Im Gegensatz zum zeitgleichen Moers Festival hat man hier auf bekannte Namen gesetzt mit internationalen Stars aus USA, Deutschland, Frankreich, Schweden und den Niederlanden. 12 Konzerte in 12 Stunden an 2 Tagen, das ist schon ein hohes ‘Musikaufkommen’, das da zutage gefördert wird. Die meisten Musiker hatten schon vorher beim Elbjazz Festival und bei Jazz in the City in Erfurt gespielt.
- 12 Konzerte im Wechsel
Die Auswahl der Bands ist gelungen, allerdings fällt auf, dass sehr viele Musiker von ACT produziert und damit auf diesem Festival massiv protegiert werden. Siggi Loch war da wohl nicht weit, regionale Bands hatten keine Chance.
Auf jeden Fall bilden die Bands ein weites Spektrum des aktuellen Jazz ab, von sehr jungen Newcomern wie Manz und Osländer über inzwischen in die Jahre gekommene deutsche Bands wie Nighthawk und Jazzkantine bis hin zu Weltstars wie John McLaughlin. Auch die gewählte Reihenfolge macht Sinn, weil man nach einem Fußweg von 3 min von Open Air zur Halle (bzw. andersherum) auch musikalisch eine Abwechslsung erfährt. Das Catering ist ziemlich schmal mit klassischer ‘Pommesbude’ und Bier.

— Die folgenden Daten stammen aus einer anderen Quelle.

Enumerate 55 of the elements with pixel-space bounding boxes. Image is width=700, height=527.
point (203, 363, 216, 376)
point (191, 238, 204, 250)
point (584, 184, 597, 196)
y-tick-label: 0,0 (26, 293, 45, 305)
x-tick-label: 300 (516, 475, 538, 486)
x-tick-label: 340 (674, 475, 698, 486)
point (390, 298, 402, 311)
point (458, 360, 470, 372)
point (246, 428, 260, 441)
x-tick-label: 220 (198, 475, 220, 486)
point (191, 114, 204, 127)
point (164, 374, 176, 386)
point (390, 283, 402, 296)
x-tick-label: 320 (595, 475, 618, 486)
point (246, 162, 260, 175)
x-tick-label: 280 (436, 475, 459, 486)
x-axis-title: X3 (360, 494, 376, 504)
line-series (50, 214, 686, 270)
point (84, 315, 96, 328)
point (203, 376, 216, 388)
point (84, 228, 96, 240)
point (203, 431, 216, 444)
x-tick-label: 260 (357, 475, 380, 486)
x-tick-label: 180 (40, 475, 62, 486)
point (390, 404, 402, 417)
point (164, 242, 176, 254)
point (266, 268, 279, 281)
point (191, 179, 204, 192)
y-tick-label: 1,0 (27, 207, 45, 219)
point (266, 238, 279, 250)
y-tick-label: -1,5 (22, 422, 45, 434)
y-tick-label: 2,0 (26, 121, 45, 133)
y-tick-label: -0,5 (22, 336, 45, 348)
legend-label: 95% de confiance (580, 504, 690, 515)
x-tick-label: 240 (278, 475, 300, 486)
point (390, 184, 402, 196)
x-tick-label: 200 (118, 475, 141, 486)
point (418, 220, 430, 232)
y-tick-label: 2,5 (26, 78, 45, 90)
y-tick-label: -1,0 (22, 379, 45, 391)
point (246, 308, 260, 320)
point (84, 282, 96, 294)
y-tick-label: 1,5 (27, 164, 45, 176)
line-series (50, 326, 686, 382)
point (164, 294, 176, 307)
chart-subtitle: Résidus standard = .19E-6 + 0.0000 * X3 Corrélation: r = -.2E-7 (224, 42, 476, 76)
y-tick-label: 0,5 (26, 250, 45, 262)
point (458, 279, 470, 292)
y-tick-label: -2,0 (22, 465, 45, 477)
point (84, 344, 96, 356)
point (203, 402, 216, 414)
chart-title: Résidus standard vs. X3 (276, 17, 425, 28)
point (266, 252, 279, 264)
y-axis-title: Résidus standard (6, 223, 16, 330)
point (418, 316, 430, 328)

- Émile Parisien Sextet feat. Theo Croker
Olivier Le Goas als Opener, gefolgt von Joel Lyssarides und der Jazzkantine. Danach stellt Émile Parisien sein neues Album ‘Louise’ vor. Nach einem sehr melodischen Intro auf dem Sopransaxofon schließt sich der Trompeter Theo Croker an, beide mal im Duett, mal Solo. Émile Parisien spielt sichtlich angestrengt lange Läufe ohne wirklich neue Ideen, hektisch. Ist der Erwartungsdruck zu groß? Will er dem späten Coltrane gleichkommen? Viel Mühe, aber eher vergeblich: allerhand Zuschauer verlassen vorzeitig den Saal.
- Jazzrausch Bigband
Nach den Nighthawks erfüllt die Jazzrausch Bigband alle Erwartungen, die man haben kann, wenn man die Band schon einmal erlebt hat, z. B. in Freiburg. Mit Green Sun beginnt und endet das Konzert und sogar eine Zugabe ist noch drin. Perfekte Performace, fulminante Soli und krasse Lichteffekte, die vor allem über die Wandinstallation im Hintergrund (s. Foto unten) laufen. Über Licht, Bewegung/Tanz und Schall kommt hier massiv Energie rüber, die das Publikum zum Tanzen bringt, dann aber auch erschöpft nach Hause entlässt.
- Simon Oslender Super Trio feat. Will Lee & Wolfgang Haffner
Am Sonntag spielt nach Jacob Manz und Stephanie Lottermoser das oben genannte Trio. Soviel Werbung schon im Namen macht misstrauisch. Diese allseits hochgelobte Band hat mich nicht überzeugt, knallhart geschlagene Viertel sind nicht mein Fall. Wo ist nur der Swing geblieben? Simon ist zweifellos ein überragender Pianist, aber warum muss er mit seinen Keyboard-Sounds dauernd andere Instrumente imitieren? Weniger wäre da mehr.
- Youn Sun Nah
Ganz ganz anders kommt da die koreanische Sängerin Youn Sun Nah rüber. Sie strahlt Freude, aber auch Ruhe und Gelassenheit aus. Hier geht es vor allem um Melodien. Dabei kommen auch ganz ‘altmodische’ Instrumente wie Flügel, Double Bass und akustische Gitarre zum Einsatz. Ihr Stimme ist perfekt und vielfältig, sie scattet zur Tonfolge der Gitarre, setzt auch ihre Atmung ein und verfällt sogar einmal am Ende eines Stücks in die Opernstimme. Dröhnender Applaus.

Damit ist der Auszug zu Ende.